Patients on Repatha experienced a reduction in the risk of heart attack (27 percent, nominal p<0.001), stroke (21 percent, nominal p=0.01) and coronary revascularization (22 percent, nominal p<0.001). Consistent with recent trials of more intensive LDL lowering, there was no observed effect on cardiovascular mortality.1-5 Similarly, there was no observed effect on hospitalization for unstable angina. In an exploratory analysis, the relative risk reduction for fatal and non-fatal heart attack or stroke was 19 percent in the first year (p=0.003) and 33 percent beyond the first year (p<0.00001).

"We now show for the first time in a dedicated outcomes study that decreasing LDL cholesterol with PCSK9 inhibition results in clinically meaningful cardiovascular benefit," said Marc S. Sabatine, M.D., M.P.H., chairman of the TIMI Study Group, the Lewis Dexter, MD, Distinguished Chair in Cardiovascular Medicine at Brigham and Women's Hospital, and Professor of Medicine, Harvard Medical School, Boston. "These benefits were achieved with lowering LDL cholesterol down to a median of 30 mg/dL, which is well below current targets, and the magnitude of risk reduction increased the longer patients were on therapy. These results support the need for long-term, vigorous LDL cholesterol reduction in our patients with cardiovascular disease."

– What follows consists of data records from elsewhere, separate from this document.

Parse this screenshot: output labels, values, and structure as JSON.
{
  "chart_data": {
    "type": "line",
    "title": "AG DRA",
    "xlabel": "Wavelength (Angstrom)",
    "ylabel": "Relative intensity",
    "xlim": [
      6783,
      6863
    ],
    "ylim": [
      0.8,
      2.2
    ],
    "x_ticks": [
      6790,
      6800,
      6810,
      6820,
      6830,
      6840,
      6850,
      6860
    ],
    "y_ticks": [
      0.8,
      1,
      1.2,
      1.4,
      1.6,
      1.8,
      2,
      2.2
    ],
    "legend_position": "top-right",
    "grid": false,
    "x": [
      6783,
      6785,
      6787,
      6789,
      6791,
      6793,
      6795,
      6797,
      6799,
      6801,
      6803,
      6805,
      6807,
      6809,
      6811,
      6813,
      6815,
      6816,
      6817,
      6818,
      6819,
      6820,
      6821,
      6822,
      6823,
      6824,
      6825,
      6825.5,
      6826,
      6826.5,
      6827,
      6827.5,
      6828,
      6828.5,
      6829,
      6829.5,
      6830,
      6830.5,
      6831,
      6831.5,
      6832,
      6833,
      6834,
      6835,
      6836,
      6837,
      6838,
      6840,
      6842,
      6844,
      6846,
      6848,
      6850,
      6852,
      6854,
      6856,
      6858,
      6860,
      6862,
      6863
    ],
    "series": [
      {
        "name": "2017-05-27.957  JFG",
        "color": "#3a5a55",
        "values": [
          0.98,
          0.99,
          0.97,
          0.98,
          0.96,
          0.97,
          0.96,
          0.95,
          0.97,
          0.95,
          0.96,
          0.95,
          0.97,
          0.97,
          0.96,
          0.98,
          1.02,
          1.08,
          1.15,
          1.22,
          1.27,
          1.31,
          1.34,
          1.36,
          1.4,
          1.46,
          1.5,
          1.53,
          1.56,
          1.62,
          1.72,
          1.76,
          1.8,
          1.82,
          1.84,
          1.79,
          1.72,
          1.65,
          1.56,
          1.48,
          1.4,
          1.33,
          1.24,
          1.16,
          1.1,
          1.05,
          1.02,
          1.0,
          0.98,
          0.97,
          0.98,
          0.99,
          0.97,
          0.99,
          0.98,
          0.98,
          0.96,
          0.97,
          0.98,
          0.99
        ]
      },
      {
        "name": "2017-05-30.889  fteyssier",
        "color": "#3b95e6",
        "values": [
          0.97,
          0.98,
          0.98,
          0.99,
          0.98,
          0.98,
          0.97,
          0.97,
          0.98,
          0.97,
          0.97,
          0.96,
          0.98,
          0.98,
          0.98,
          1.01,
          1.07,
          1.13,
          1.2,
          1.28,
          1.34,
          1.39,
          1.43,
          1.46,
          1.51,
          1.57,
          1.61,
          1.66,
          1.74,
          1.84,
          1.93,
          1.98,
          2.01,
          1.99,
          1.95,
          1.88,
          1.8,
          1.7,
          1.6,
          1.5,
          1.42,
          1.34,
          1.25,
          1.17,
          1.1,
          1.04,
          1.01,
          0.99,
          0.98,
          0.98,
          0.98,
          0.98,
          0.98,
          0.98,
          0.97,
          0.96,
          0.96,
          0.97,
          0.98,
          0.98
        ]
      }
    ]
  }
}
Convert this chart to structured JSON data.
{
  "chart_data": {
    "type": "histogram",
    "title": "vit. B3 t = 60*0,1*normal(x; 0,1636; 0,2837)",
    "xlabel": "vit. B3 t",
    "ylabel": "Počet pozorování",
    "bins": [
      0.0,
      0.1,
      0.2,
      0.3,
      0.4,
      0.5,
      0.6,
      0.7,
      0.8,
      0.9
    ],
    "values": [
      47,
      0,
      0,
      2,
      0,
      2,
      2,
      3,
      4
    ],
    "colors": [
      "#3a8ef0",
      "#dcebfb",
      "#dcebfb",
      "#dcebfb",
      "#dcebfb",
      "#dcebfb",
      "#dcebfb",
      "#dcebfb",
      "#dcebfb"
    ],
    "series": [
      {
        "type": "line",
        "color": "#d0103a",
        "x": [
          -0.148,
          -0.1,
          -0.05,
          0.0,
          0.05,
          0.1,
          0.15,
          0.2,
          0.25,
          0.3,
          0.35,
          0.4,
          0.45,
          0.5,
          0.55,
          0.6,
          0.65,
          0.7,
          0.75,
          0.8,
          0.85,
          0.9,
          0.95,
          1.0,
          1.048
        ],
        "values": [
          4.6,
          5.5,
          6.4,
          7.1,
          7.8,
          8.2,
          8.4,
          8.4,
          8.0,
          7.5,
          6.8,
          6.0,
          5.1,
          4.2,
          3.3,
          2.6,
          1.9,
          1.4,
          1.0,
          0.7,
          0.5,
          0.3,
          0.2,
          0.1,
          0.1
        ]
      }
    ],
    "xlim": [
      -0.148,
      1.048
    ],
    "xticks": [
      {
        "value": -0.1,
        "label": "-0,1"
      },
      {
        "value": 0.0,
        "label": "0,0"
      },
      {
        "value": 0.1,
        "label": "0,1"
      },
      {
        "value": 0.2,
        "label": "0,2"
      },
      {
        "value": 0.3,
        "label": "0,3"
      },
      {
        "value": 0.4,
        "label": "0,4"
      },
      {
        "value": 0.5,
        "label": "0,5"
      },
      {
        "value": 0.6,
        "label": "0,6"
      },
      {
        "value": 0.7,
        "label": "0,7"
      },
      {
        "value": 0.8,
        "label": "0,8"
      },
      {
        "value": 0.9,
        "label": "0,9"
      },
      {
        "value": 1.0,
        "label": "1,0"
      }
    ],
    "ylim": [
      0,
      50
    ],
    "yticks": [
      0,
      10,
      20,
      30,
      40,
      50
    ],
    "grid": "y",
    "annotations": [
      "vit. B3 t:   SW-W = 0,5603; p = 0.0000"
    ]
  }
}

When added to statin therapy, Repatha reduced LDL-C from a median of 92 to 30 mg/dL, a reduction of 59 percent at week 48, which was sustained throughout the trial. At 48 weeks, the LDL-C was reduced to at least 25 mg/dL in 42 percent of patients treated with Repatha, as compared with <0.1 percent in the placebo group (p<0.001). Additionally, treatment with Repatha had favorable effects on other lipid parameters.

"This is a game changer for high-risk patients. Even though these patients were optimally treated with the latest therapies, they were still at high risk for an additional cardiac event. It's remarkable to see such a large impact in reducing cardiac events given that this patient population was only on Repatha for about two years," said Sean E. Harper, M.D., executive vice president of Research and Development at Amgen. "The absolute benefit will be even greater than what we observed in the Repatha outcomes trial, since the cardiovascular event rate in clinical practice is about 2-3 times higher than what is typically reported in a rigorously controlled outcomes trial."

To underscore the company's conviction around the outcomes results, Amgen will offer additional contracting options in the U.S. to payers willing to remove access barriers. These options include one that offers a refund of the cost of Repatha for all of their eligible patients who have a heart attack or stroke. In addition, Amgen will continue to offer innovative contracts that provide reasonable budget predictability to help address budget impact concerns raised by payers.